Important early 19th Century Sea chart of Florida and the Bahamas, one of the earliest Spanish Sea Charts to focus on the coast of Florida and the Bahamas.

The map offered here is identified as originally published in 1805 and corrected to 1807 and is almost certainly the first detailed map of the region published by the Spanish Hydrographical Office. The map is based largely upon the observations of Dionisio Galiano in the ship San Fulgencio (1799).

The Spanish agency, the Dirección de Hidrografía, was set up in the late 18th century to disseminate accurate sailing information, about the same time as the British with their Hydrographic branch of the Royal Navy. The Spanish were of course the first major sponsors of discovery in the Caribbean, the Gulf of Mexico and mainland Florida. As far back as the beginning of the16th century they had started compiling cartographic information on these regions although the information was maintained as a national secret. Much of the British and French information was published privately.
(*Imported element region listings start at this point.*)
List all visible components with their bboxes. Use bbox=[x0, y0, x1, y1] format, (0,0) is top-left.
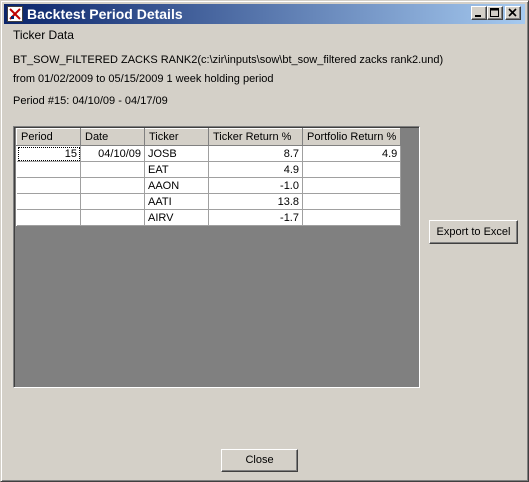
table-row[interactable]: AIRV -1.7 bbox=[16, 209, 402, 226]
minimize-button[interactable] bbox=[471, 6, 487, 20]
minimize-icon bbox=[475, 15, 481, 17]
cell-period[interactable] bbox=[16, 209, 81, 226]
cell-ticker-return[interactable]: -1.7 bbox=[208, 209, 303, 226]
cell-portfolio-return[interactable] bbox=[302, 209, 402, 226]
close-icon bbox=[508, 8, 517, 17]
date-range-text: from 01/02/2009 to 05/15/2009 1 week hol… bbox=[13, 73, 274, 85]
table-row[interactable]: AAON -1.0 bbox=[16, 177, 402, 194]
cell-period[interactable]: 15 bbox=[16, 145, 81, 162]
maximize-icon bbox=[490, 8, 499, 17]
cell-portfolio-return[interactable] bbox=[302, 193, 402, 210]
cell-ticker-return[interactable]: 8.7 bbox=[208, 145, 303, 162]
cell-date[interactable] bbox=[80, 193, 145, 210]
cell-date[interactable] bbox=[80, 209, 145, 226]
column-header-ticker-return[interactable]: Ticker Return % bbox=[208, 128, 303, 146]
backtest-period-details-window: Backtest Period Details Ticker Data BT_S… bbox=[0, 0, 529, 482]
cell-ticker-return[interactable]: -1.0 bbox=[208, 177, 303, 194]
window-title: Backtest Period Details bbox=[27, 6, 183, 22]
ticker-data-grid[interactable]: Period Date Ticker Ticker Return % Portf… bbox=[13, 126, 420, 388]
ticker-table[interactable]: Period Date Ticker Ticker Return % Portf… bbox=[16, 128, 402, 226]
close-button[interactable] bbox=[505, 6, 521, 20]
title-bar[interactable]: Backtest Period Details bbox=[4, 4, 525, 24]
cell-ticker[interactable]: AAON bbox=[144, 177, 209, 194]
cell-period[interactable] bbox=[16, 177, 81, 194]
column-header-portfolio-return[interactable]: Portfolio Return % bbox=[301, 128, 402, 146]
column-header-date[interactable]: Date bbox=[80, 128, 145, 146]
cell-ticker-return[interactable]: 4.9 bbox=[208, 161, 303, 178]
app-icon[interactable] bbox=[7, 6, 23, 22]
cell-ticker[interactable]: AIRV bbox=[144, 209, 209, 226]
cell-portfolio-return[interactable] bbox=[302, 161, 402, 178]
column-header-ticker[interactable]: Ticker bbox=[144, 128, 209, 146]
period-text: Period #15: 04/10/09 - 04/17/09 bbox=[13, 95, 168, 107]
cell-ticker-return[interactable]: 13.8 bbox=[208, 193, 303, 210]
cell-ticker[interactable]: AATI bbox=[144, 193, 209, 210]
cell-portfolio-return[interactable]: 4.9 bbox=[302, 145, 402, 162]
cell-ticker[interactable]: EAT bbox=[144, 161, 209, 178]
cell-period[interactable] bbox=[16, 161, 81, 178]
maximize-button[interactable] bbox=[487, 6, 503, 20]
cell-portfolio-return[interactable] bbox=[302, 177, 402, 194]
table-row[interactable]: EAT 4.9 bbox=[16, 161, 402, 178]
table-row[interactable]: AATI 13.8 bbox=[16, 193, 402, 210]
table-row[interactable]: 15 04/10/09 JOSB 8.7 4.9 bbox=[16, 145, 402, 162]
column-header-period[interactable]: Period bbox=[16, 128, 81, 146]
model-path-text: BT_SOW_FILTERED ZACKS RANK2(c:\zir\input… bbox=[13, 54, 444, 66]
cell-date[interactable] bbox=[80, 161, 145, 178]
close-dialog-button[interactable]: Close bbox=[221, 449, 298, 472]
cell-ticker[interactable]: JOSB bbox=[144, 145, 209, 162]
export-to-excel-button[interactable]: Export to Excel bbox=[429, 220, 518, 244]
cell-date[interactable]: 04/10/09 bbox=[80, 145, 145, 162]
table-header-row: Period Date Ticker Ticker Return % Portf… bbox=[16, 128, 402, 146]
section-title: Ticker Data bbox=[13, 28, 74, 42]
cell-date[interactable] bbox=[80, 177, 145, 194]
cell-period[interactable] bbox=[16, 193, 81, 210]
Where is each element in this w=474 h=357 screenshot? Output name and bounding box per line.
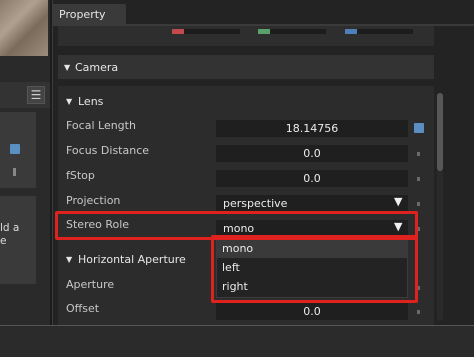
left-blue-indicator[interactable] <box>10 144 20 154</box>
tab-property[interactable]: Property <box>52 4 126 26</box>
list-view-icon[interactable]: ☰ <box>27 86 45 104</box>
focal-length-field[interactable]: 18.14756 <box>216 120 408 137</box>
red-swatch[interactable] <box>172 29 240 34</box>
focal-length-label: Focal Length <box>66 119 136 132</box>
projection-dropdown[interactable]: perspective <box>216 195 408 212</box>
camera-title: Camera <box>75 61 119 74</box>
left-partial-text: ld a e <box>0 222 20 247</box>
offset-label: Offset <box>66 302 100 315</box>
keyframe-dot[interactable] <box>417 202 420 206</box>
collapse-triangle-icon[interactable]: ▼ <box>66 255 72 264</box>
keyframe-indicator[interactable] <box>414 123 424 133</box>
focus-distance-field[interactable]: 0.0 <box>216 145 408 162</box>
collapse-triangle-icon[interactable]: ▼ <box>66 97 72 106</box>
dropdown-arrow-icon[interactable]: ▼ <box>394 195 402 208</box>
focus-distance-label: Focus Distance <box>66 144 150 157</box>
blue-swatch[interactable] <box>345 29 413 34</box>
keyframe-dot[interactable] <box>417 152 420 156</box>
projection-value: perspective <box>223 197 288 210</box>
green-swatch[interactable] <box>258 29 326 34</box>
fstop-label: fStop <box>66 169 95 182</box>
aperture-label: Aperture <box>66 278 115 291</box>
collapse-triangle-icon[interactable]: ▼ <box>64 63 70 72</box>
scrollbar-thumb[interactable] <box>437 93 443 171</box>
lens-title: Lens <box>78 95 104 108</box>
highlight-box-options <box>211 235 418 303</box>
fstop-field[interactable]: 0.0 <box>216 170 408 187</box>
left-dot-indicator <box>13 168 16 176</box>
horizontal-aperture-title: Horizontal Aperture <box>78 253 186 266</box>
keyframe-dot[interactable] <box>417 177 420 181</box>
keyframe-dot[interactable] <box>417 310 420 314</box>
bottom-status-bar <box>0 325 474 357</box>
projection-label: Projection <box>66 194 121 207</box>
thumbnail-image[interactable] <box>0 0 48 56</box>
offset-field[interactable]: 0.0 <box>216 303 408 320</box>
The map is very rare. OCLC locates copies of the 1807 edition of the map at the Biblioteca Nacional de Espana, British Library, Bayerische Staatbibliothek, University of Michigan and University of Texas, Arlington.

The Biblioteca Nacional de Espana may also have an example of the 1805 edition, although the entry on line is not clear on the date.

Direccion Hidrografica de Madrid Biography

The Dirección de Hidrografía, or the Directorate of Hydrographic Works, was established in 1797. Its roots were in the Casa de Contratación, founded in 1503 in Sevilla, which housed all the charts of the Spanish Empire and oversaw the creation and maintenance of the padrón real, the official master chart. The Casa, now in Cadiz, was shuttered in 1790, but Spain still needed a hydrographic body. In response, the Dirección was created in 1797. One of its first projects was the publication of charts from the Malaspina Expedition (1789-1794). The Dirección oversaw not only publication, but also surveying. The Dirección was abolished in the early twentieth century, when their work was distributed to other organizations.